Introduction

Whenever two or more agents are used in combination the potential for interactions can occur. These interactions can occur at the pharmacodynamic and/or pharmacokinetic level. Pharmacokinetic interactions are by far the most frequent and result in the modification of blood or tissue drug concentration as a consequence of alterations in absorption, distribution, metabolism, or elimination of a drug.

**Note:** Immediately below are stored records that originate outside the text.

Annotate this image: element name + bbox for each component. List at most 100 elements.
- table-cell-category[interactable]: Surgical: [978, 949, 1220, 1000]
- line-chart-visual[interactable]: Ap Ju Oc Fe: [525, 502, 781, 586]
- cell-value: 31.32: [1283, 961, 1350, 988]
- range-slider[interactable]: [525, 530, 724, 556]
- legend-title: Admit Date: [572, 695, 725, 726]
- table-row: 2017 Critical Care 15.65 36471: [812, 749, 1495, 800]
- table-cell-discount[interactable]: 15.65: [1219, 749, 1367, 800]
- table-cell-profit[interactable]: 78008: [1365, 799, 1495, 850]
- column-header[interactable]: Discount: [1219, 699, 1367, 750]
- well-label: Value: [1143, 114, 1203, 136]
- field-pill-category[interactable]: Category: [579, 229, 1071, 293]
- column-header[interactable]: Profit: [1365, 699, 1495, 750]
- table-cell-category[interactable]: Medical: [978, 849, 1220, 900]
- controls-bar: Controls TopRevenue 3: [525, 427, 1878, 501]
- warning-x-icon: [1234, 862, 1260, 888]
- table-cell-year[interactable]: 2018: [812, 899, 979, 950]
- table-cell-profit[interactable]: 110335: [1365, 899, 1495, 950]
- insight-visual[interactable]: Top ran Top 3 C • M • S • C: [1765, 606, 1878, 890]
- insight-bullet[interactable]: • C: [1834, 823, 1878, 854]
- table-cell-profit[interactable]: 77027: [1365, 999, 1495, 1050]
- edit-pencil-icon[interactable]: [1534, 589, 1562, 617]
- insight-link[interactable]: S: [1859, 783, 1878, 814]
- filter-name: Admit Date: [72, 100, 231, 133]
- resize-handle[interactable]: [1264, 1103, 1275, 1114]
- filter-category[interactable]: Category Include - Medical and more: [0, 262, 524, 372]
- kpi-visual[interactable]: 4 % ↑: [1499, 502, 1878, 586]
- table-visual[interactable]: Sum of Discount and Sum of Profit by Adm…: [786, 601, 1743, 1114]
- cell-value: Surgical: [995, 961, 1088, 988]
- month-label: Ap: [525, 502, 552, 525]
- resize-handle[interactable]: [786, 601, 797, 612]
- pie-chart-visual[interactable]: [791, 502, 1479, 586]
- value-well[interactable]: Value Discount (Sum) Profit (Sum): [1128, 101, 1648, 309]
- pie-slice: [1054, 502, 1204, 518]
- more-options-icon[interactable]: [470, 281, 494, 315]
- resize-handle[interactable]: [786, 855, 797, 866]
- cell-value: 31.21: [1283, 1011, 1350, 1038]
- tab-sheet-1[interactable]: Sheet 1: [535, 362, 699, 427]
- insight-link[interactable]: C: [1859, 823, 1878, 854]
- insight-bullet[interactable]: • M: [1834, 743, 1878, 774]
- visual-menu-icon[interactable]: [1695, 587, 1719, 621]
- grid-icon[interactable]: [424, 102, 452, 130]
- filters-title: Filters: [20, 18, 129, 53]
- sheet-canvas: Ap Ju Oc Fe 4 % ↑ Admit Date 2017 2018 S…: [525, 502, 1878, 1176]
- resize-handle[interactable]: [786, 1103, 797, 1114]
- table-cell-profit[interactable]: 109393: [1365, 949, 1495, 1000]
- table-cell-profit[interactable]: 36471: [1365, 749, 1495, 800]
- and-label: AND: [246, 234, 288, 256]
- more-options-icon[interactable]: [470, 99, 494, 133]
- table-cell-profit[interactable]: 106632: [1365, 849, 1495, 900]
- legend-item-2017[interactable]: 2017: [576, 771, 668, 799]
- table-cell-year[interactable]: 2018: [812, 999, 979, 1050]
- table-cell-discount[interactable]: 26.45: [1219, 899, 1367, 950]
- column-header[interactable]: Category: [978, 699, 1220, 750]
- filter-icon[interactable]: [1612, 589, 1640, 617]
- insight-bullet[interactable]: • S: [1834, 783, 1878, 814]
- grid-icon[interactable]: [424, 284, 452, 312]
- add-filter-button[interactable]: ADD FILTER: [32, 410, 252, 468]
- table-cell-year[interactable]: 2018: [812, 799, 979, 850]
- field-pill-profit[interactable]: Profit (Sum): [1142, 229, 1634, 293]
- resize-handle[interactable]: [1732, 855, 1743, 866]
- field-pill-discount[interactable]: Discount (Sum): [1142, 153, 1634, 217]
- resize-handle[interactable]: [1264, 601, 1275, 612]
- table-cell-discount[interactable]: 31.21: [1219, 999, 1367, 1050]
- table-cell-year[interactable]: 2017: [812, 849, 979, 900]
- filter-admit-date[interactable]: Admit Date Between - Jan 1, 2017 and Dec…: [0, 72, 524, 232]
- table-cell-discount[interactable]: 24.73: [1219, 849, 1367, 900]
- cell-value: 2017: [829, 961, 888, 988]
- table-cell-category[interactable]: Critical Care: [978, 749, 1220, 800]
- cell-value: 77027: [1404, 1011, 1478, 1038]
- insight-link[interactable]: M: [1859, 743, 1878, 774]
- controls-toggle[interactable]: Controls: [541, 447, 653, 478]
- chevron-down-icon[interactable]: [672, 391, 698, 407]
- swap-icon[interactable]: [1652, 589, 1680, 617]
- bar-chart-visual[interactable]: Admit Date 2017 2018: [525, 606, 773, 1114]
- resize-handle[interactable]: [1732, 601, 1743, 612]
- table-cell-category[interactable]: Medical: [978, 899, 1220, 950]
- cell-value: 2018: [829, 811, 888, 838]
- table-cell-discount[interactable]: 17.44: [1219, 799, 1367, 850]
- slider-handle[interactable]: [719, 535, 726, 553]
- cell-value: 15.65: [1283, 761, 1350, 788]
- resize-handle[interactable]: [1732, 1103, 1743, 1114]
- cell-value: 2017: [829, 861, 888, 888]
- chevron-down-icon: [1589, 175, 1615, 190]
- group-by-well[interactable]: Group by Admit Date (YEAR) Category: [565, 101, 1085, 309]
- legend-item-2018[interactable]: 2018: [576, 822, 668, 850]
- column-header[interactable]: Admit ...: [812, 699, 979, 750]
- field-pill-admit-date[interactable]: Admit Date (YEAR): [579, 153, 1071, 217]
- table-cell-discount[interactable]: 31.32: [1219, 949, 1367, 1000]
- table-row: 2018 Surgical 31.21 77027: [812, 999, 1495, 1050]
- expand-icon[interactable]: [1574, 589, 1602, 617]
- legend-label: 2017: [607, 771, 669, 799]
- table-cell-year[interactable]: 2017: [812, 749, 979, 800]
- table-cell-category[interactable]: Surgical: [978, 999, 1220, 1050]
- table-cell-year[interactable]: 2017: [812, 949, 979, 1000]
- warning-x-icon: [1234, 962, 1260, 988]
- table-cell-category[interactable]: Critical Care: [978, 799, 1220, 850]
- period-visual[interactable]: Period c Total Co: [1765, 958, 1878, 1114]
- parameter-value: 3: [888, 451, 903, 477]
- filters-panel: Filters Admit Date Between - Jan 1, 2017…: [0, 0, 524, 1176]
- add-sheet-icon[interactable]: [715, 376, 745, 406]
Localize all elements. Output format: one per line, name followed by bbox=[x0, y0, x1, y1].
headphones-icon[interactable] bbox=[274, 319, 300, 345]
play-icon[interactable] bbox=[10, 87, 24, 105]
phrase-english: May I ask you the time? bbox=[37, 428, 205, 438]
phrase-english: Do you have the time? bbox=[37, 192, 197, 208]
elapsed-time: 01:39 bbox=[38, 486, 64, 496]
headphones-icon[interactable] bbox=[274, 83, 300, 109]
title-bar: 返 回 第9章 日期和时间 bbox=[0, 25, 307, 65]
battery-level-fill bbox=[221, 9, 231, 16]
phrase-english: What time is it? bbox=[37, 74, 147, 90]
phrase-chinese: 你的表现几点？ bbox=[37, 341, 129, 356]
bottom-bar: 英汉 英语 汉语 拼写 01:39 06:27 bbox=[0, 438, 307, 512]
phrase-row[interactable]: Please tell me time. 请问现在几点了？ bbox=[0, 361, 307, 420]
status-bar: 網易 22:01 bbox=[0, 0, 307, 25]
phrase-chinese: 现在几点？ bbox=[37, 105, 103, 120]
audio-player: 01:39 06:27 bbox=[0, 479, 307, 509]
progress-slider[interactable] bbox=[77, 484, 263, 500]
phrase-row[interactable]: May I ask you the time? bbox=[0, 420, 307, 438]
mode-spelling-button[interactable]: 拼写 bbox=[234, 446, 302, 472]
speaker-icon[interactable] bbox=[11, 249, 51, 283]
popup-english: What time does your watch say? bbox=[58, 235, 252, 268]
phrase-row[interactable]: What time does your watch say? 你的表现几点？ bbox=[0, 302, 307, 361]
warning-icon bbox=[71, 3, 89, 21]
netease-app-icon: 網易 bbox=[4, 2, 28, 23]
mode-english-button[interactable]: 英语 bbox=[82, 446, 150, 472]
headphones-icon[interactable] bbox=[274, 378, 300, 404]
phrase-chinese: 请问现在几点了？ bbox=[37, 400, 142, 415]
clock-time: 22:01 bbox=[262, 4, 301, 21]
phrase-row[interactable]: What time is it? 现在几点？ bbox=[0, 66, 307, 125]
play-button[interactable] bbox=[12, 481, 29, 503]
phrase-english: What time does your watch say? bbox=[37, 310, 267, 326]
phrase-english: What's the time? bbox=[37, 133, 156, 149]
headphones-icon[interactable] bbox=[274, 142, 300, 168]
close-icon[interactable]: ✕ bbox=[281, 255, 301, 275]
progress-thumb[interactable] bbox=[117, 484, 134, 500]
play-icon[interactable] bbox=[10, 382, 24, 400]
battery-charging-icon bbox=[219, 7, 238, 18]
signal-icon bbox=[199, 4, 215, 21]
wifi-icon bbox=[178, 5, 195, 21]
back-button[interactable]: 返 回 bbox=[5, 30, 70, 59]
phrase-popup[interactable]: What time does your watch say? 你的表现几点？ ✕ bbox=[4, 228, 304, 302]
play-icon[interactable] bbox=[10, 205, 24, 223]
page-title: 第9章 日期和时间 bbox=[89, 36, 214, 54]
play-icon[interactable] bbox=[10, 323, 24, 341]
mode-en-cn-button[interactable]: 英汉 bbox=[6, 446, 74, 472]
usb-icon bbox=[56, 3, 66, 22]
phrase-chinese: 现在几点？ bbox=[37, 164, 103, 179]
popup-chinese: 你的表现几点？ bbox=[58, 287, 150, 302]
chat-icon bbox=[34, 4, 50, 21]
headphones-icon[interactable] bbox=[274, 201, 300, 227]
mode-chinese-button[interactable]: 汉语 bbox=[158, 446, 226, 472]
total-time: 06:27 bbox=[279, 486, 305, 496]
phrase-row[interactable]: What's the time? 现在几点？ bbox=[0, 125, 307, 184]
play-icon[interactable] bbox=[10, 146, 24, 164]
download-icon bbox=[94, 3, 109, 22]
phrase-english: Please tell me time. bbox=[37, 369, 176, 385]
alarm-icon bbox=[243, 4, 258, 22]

Drugs with a narrow therapeutic range or low therapeutic index are more likely to be associated with clinically important interactions. As far as antiepileptic drugs (AEDs) are concerned, they may interact with each other when used in combination therapy, and with other non-epilepsy-related drugs or with over-the-counter medications. Furthermore, food and many excipient components of pharmaceutical formulations may also interact with AEDs. This chapter deals with interactions which occur before (pharmaceutical interactions) and during (pharmacokinetic interactions) absorption.

General principles

Since many AEDs are sparingly soluble in aqueous solutions, they are sensitive to any effects that alter solubility, dissolution, or gastrointestinal motility. The delivery of drugs into the circulation may be altered by physicochemical interactions that occur prior to absorption. For example, drugs may interact in an intravenous solution to produce an insoluble precipitate or may be damaged by light (Figueiredo et al., 1993). Moreover, in the gut, drugs may chelate with metal ions or adsorb to resins. Thus the absorption of a particular drug is profoundly influenced by a great number of factors, which can be classified as follows:

1. (a) chemical characteristics and formulation,

2. (b) food and fluid intake,

3. (c) disease states,

4. (d) interaction with other drugs.